The EU still believes the Basel II framework is a good one, according to Siani. Despite this, it is having a fresh look at its three pillars — minimum capital requirements, risk management, and transparency — in relation to securitisation. The industry can expect some changes to be included in the upcoming amending legislation to the Capital Requirements Directive. Within pillar three, for example, the commission plans to begin work in October after it has heard the European Securitisation Forum's proposals on improving transparency in both the primary and secondary markets.

On compensation, a central element of incentive structures, Siani said the commission was already speaking to the industry but had not yet arrived at its final position. He noted that some individual member states had already approved national regulations introducing the principle of longer compensation periods.

Proposed changes

Two sets of proposed changes to the CRD relate specifically to securitisation, according to Siani.
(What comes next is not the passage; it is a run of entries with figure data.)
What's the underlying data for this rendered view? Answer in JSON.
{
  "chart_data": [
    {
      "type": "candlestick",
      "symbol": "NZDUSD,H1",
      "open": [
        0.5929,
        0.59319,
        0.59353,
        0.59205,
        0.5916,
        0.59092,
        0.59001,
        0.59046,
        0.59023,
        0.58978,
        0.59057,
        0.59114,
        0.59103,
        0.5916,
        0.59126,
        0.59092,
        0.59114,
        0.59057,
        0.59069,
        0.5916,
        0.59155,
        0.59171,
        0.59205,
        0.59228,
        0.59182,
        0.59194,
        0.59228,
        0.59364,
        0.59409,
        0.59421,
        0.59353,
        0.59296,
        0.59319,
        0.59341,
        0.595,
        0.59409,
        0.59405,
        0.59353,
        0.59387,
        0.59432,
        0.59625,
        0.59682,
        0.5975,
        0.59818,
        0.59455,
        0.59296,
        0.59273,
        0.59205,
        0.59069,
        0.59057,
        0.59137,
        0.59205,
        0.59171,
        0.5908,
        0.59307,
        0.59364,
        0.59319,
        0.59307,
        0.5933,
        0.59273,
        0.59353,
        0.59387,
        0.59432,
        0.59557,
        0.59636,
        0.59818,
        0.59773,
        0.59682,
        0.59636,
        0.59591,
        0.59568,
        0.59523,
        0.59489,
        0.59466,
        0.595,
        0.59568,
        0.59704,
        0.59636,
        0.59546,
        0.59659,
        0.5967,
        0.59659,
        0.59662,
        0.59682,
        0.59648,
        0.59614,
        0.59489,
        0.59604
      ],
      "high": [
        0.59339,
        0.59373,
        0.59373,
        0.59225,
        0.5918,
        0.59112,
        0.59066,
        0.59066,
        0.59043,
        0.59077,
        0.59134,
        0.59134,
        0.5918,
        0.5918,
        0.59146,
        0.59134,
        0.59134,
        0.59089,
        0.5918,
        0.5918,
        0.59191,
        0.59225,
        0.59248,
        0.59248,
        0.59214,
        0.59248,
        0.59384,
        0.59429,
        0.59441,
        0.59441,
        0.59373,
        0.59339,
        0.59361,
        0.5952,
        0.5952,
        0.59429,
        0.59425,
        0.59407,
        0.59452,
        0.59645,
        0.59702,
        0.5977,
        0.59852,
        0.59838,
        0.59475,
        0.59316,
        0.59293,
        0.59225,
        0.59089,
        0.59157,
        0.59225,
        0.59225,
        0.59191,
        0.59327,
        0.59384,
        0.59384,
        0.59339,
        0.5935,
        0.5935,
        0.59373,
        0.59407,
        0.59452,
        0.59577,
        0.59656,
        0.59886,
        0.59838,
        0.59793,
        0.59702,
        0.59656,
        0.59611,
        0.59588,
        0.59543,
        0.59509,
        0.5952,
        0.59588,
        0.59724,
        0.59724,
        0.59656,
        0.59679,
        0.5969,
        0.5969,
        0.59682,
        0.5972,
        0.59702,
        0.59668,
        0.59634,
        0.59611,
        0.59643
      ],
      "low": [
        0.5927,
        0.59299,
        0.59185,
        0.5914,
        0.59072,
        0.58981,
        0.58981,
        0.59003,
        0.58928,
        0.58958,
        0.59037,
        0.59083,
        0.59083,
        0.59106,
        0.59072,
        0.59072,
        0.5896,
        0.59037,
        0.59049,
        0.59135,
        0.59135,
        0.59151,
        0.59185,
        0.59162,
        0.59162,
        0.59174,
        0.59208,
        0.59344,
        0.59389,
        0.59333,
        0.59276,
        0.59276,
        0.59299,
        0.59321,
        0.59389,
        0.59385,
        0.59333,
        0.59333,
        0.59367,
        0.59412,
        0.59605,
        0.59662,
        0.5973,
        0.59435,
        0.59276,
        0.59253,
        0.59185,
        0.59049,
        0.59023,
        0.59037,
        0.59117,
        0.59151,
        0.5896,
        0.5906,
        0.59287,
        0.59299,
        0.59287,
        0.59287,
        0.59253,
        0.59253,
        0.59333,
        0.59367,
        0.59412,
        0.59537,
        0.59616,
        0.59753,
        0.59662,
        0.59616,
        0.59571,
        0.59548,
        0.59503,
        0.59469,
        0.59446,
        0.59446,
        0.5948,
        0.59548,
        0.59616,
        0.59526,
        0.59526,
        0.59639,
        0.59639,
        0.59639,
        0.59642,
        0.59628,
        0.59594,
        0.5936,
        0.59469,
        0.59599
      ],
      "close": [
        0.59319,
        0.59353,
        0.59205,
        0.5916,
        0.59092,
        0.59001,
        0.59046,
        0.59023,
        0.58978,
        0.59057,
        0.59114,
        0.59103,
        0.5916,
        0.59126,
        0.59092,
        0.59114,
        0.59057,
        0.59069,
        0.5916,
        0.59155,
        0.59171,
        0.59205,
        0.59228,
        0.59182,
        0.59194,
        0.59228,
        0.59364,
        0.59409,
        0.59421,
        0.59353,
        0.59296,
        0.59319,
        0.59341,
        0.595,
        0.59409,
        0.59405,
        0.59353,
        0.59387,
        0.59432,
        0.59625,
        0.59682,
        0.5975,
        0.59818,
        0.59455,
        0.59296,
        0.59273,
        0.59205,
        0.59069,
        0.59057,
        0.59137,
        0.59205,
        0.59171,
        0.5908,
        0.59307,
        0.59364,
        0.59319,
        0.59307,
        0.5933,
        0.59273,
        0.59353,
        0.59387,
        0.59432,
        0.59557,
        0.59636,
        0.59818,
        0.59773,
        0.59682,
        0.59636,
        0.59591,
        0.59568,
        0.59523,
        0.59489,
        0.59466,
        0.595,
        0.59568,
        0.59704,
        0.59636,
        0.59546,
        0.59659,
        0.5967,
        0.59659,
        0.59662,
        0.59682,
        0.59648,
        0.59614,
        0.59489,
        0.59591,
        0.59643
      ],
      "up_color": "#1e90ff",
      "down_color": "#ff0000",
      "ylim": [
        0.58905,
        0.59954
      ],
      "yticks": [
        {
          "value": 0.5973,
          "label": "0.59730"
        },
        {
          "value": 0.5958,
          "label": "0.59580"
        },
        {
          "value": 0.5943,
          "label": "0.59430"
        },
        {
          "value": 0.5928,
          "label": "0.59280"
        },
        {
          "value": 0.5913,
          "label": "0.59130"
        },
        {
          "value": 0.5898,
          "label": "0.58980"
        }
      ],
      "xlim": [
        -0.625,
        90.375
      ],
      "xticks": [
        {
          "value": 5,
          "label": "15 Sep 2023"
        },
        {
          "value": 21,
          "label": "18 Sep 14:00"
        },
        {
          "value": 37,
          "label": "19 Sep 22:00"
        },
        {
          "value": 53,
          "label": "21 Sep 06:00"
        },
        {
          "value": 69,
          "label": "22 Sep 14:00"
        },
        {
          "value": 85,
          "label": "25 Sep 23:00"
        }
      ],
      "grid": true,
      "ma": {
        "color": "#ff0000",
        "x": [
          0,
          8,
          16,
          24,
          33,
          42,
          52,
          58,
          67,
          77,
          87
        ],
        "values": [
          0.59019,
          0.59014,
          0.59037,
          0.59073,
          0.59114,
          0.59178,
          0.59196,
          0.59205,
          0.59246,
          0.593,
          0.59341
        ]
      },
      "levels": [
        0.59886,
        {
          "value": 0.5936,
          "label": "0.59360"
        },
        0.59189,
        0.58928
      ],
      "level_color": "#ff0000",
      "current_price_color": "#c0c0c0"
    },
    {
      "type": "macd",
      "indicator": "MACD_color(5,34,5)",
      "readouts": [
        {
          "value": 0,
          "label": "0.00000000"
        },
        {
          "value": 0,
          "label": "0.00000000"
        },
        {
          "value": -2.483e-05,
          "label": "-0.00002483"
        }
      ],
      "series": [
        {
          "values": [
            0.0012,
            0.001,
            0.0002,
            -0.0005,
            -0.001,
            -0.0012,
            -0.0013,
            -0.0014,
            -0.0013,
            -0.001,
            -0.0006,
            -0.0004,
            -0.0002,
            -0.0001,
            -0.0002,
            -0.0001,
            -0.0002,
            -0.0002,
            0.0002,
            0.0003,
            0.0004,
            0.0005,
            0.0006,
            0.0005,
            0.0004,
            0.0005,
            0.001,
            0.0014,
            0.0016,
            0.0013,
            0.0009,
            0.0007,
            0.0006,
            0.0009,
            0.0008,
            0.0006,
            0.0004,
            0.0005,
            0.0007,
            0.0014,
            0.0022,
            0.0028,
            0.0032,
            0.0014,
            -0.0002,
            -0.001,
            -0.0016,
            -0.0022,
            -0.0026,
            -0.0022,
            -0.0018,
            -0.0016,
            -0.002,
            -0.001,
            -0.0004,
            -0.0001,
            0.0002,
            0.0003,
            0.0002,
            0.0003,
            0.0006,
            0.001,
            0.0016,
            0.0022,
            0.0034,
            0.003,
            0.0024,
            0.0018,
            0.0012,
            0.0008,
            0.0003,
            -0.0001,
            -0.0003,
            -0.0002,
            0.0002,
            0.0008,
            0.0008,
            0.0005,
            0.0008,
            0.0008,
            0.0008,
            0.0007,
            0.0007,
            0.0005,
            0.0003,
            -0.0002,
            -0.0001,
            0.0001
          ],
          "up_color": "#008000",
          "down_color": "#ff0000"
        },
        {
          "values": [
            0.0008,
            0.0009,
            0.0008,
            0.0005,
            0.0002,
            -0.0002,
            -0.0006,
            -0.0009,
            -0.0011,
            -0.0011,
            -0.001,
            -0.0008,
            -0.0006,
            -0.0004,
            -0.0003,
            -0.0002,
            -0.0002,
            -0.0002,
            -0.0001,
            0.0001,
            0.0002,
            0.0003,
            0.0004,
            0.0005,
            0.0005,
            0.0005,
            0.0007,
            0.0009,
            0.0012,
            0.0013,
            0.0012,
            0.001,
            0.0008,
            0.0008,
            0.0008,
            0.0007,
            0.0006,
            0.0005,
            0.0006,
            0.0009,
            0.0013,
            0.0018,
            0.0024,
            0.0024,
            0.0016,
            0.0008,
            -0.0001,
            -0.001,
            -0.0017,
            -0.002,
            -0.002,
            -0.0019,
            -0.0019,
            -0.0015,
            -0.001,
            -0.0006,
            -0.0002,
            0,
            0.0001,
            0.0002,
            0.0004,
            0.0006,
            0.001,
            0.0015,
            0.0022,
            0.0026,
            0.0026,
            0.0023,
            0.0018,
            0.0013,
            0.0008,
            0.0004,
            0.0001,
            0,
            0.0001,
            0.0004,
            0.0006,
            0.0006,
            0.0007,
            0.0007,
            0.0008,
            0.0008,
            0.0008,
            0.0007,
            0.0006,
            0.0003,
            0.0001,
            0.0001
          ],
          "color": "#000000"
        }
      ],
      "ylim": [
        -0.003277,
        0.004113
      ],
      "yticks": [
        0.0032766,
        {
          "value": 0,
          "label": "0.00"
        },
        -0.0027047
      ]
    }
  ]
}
The first set of amendments, which are linked to certain EU specificities, attempt to do two things:

  • Clarify the underlying criteria for assessing whether a significant risk transfer has really been achieved by a particular securitisation.


  • Introduce the principle that investors need to conduct proper due diligence before investing in any securitisation. Investors should also have a "hook" on the underlying assets of the portfolio that has been securitised, Siani added.


The commission has also proposed the temporary removal of the treatment for general market disruption liquidity facilities. Siani said: "We believe it is not worth having such preferential treatment for liquidity facilities which have proved not to be so risk-free."

These proposals represent work in progress, Siani stressed, and the commission would welcome industry feedback, as it would on its proposal to apply a single set of credit conversion factors equal to 50 per cent, which would be a significant increase from the current level of 20 per cent.

European dimension

The commission is looking at the possibility of introducing a "European dimension" into the mandates of national regulators and supervisors, which would oblige them to consider the EU perspective of their supervisory role, including crisis management. It is also looking at the possibility of giving a degree of legal force to the three level three committees — the Committee of European Banking Supervisors, Committee of European Securities Regulators, and Committee of European Insurance and Occupational Pensions Supervisors — and improving the supervision of all cross-border banking groups. This would extend beyond the 45 so-called "systematically important" groups. This could involve making colleges of supervisors mandatory, although Siani noted that a number of colleges were already in operation, some including US as well as EU supervisors.

The second set of initiatives are linked to the work going on in the Basel Committee, and include the signing of a formal multilateral memorandum of understanding among Europe's regulators, central banks and finance ministries, setting out the principles for handling a future cross-border crisis. In the spring of next year there will be an EU-wide simulation exercise of such a crisis.

The industry has expressed concern that, in the words of one market participant on the same panel as Siani, "while the regulators are under control, some of the EU politicians are less under control". Asked whether the European Parliament might take a different approach to that of the regulators and finance ministers towards regulation securitisation, Siani said the commission did not expect, "at this stage", wide differences in approach. "We have a really strong, robust, technical proposal to submit, by September, both to the European Parliament and the council. I believe that it is critical," he said.

Siani added that in some respects the present exercise was similar to the review of the trading book undertaken at the time of the initial drafting of the CRD four years ago. "I remember myself drafting 212 amendments in order to incorporate the trading book review that had been agreed upon by the Basel committee. And I don't remember a single amendment proposed by the parliament," he said.

"We believe that the [securitisation] model is good. It's not perfect, maybe it can be refined, so let's do that, together."